The open source tool, dubbed as Nogotofail, has been launched by the technology giant in sake of a number of vulnerabilities discovered in the implementation of the transport layer security, from the most critical Heartbleed bug in OpenSSL to the Apple's gotofail bug to the recent POODLE bug in SSL version 3.

The company has made the Nogotofail tool available on GitHub, so that so anyone can test their applications, contribute new features to the project, provide support for more platforms, and help improve the security of the internet.

Android security engineer Chad Brubaker said that the Nogotofail main purpose is to confirm that internet-connected devices and applications aren't vulnerable to transport layer security (TLS) and Secure Sockets Layer (SSL) encryption issues.

The network security testing tool includes testing for common SSL certificate verification issues, HTTPS and TLS/SSL library vulnerabilities and misconfigurations, SSL and STARTTLS stripping issues, and clear text traffic issues, and more.
"Google is committed to increasing the use of TLS/SSL in all applications and services. But 'HTTPS everywhere' is not enough; it also needs to be used correctly," Brubaker wrote in a blog post.
"Most platforms and devices have secure defaults, but some applications and libraries override the defaults for the worse, and in some instances we've seen platforms make mistakes as well. As applications get more complex, connect to more services, and use more third party libraries, it becomes easier to introduce these types of mistakes."
Nogotofail tool, written by Android engineers Chad Brubaker, Alex Klyubin and Geremy Condra, works on devices running Android, iOS, Linux, Windows, Chrome OS, OS X, and "in fact any device you use to connect to the Internet." The tool can be deployed on a router, a Linux machine, or a VPN server.

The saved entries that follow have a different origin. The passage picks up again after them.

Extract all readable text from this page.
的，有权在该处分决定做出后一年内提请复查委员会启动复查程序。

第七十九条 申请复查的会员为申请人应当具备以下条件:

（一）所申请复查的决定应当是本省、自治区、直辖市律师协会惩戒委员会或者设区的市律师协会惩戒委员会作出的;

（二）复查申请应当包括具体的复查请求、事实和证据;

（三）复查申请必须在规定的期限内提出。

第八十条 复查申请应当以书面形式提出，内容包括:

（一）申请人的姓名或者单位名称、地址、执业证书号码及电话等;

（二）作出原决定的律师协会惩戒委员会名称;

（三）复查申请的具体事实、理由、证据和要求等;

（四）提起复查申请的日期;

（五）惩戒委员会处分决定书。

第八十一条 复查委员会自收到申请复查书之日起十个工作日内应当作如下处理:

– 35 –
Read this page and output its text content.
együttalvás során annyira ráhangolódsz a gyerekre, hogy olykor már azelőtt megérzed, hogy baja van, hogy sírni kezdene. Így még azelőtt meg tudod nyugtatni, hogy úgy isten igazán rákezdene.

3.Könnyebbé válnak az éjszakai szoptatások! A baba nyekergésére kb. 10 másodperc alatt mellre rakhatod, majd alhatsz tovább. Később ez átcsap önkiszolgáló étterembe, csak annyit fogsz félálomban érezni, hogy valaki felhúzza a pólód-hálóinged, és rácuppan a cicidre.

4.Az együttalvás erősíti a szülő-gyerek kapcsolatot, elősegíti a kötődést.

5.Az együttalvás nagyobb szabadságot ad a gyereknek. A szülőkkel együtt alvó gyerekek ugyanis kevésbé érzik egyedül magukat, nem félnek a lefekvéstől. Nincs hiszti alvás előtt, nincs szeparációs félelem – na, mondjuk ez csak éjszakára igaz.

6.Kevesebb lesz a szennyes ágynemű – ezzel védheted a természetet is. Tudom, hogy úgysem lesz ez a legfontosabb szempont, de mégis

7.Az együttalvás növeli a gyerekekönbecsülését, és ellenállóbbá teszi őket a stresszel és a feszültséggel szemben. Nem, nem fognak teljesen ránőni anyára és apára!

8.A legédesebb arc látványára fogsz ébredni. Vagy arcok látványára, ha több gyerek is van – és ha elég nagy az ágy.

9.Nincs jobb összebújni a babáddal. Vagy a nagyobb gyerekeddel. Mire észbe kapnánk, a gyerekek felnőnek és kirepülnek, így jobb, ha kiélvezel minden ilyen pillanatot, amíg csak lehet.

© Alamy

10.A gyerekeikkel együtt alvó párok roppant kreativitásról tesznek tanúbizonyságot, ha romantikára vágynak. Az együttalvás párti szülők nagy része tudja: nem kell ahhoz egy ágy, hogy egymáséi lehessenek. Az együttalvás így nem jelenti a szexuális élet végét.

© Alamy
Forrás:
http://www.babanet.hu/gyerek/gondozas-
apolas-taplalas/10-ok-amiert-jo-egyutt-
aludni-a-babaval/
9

The company says it has been using the Nogotofail tool internally for "some time" and has worked with developers to improve the security of their apps before releasing it. "But we want the use of TLS/SSL to advance as quickly as possible," Brubaker said.

The Nogotofail tool requires Python 2.7 and pyOpenSSL>=0.13. It features an on-path network Man-in-the-Middle (MiTM), designed to work on Linux machines, as well and optional clients for the devices being tested.